THE “PRINCESS IDA” IN THE YEAR A.D. 19—

Early one morning in the spring of 19—a small party of ladies and gentlemen, anxious to avoid the east wind fiend by flying from their native shores to milder regions, travelled by the electric railway towards the mouth of the Thames, and, branching off at a point near Barking Junction, traversed the new line, running for miles alongside the splendid quays recently completed between Galleon’s Reach and Tilbury, where special berths were reserved for the leviathan liners that had begun running from the port of London to Cape Town.

Long before the station was reached inquiring glances had been cast riverwards for the first glimpse of the giantess Princess Ida.

“That cannot be the Princess Ida,” said an unbelieving and short-sighted member of the party to his sharp-eyed friend, who was pointing to something which in the distance looked like a couple of White Star Cedrics linked together and towering above the roofs of the warehouses that commanded the quays.

“Well, you will see for yourself presently,” he retorted. “Seeing is believing, isn’t it?” And as the train got nearer and nearer, wonder and admiration increased, and when a break in the line of warehouses gave them a clear view of the great vessel, her beautiful proportions, her polished hull gleaming in the sunlight, and her exquisite cleanliness, their excitement and enthusiasm rendered them speechless.

The Princess was berthed close alongside the river wall, and through a great sliding port in her side over a short, stout gangway like a drawbridge, neat motor-cars laden with luggage, and with passengers who had made the run direct from their London homes, passed in continually, emerging later from a corresponding port-hole some distance away. Of cargo there was none, the only resemblance to it being mails, sufficient in quantity, however, to fully load an ordinary small steamer.
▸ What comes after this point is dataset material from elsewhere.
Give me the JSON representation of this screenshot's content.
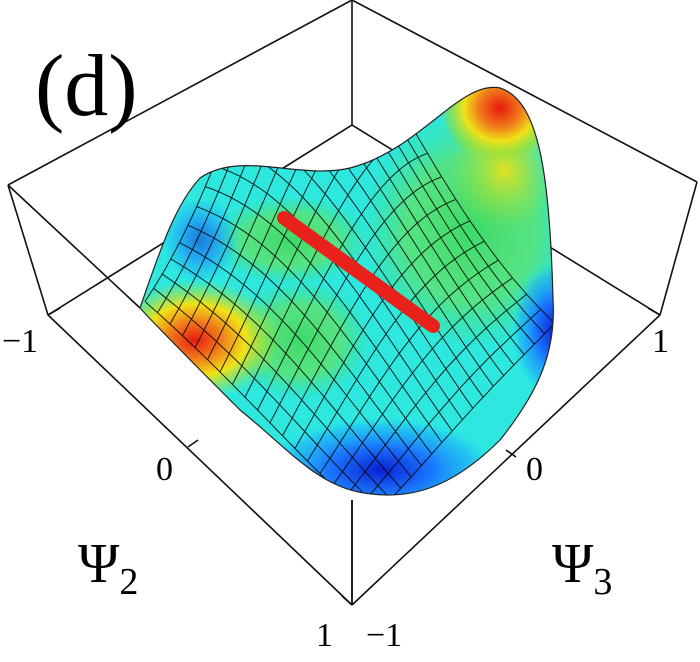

As these were not timed to arrive alongside from the General Post Office until two o’clock, the party had plenty of leisure to look around, and from what they had read about this wonderful ship, supplemented by much information supplied by a courteous and communicative official detailed as cicerone, they were able to give the following history and particulars of that interesting up-to-date creation of shipbuilding—the fair giantess Princess Ida.

She was constructed by the Thames Ironworks Company, a flourishing concern that worthily represented the marked revival of the shipbuilding industry in the world’s metropolis. The material used throughout, except for the lower masts, machinery, propellers, and rigging, was aluminium alloyed with copper. Her dimensions were as follows: length over all, 1,600 feet; breadth amidships, 164 feet; depth from upper deck, 110 feet; estimated gross registered tonnage, 33,500; but her lines were so perfect and graceful as to mask these enormous measurements.[10] She had an “entrance” forward like a clipper ship, and a “clearance” aft of the utmost fineness, the stem being rounded off in most beautiful curves. Her floor in the midship sections was flat, and resembled the letter U, and deep bilge keels helped to keep her steady, and enabled her to settle down upon her shore cradle without risk of canting or straining. Her horizontal outline revealed to nautical eyes just that amount of “sheer,” and no more, necessary for strength, rising almost imperceptibly to a graceful overhanging bow, from which pointed a tapering bowsprit, apparently short, but in reality a single massive spar of Oregon pine.

This style had been adopted by the owners because, as they argued, it added considerably to the beauty of the great ship, and as she probably would never enter a dock—using a shore cradle when it was necessary to cleanse the hull—a few score feet added to her length would make but little difference in the room she took up at the quays. The figure-head, of oxidised silver, was a beautiful half-draped representation of Tennyson’s fair Princess—

“All beauty compass’d in a female form.”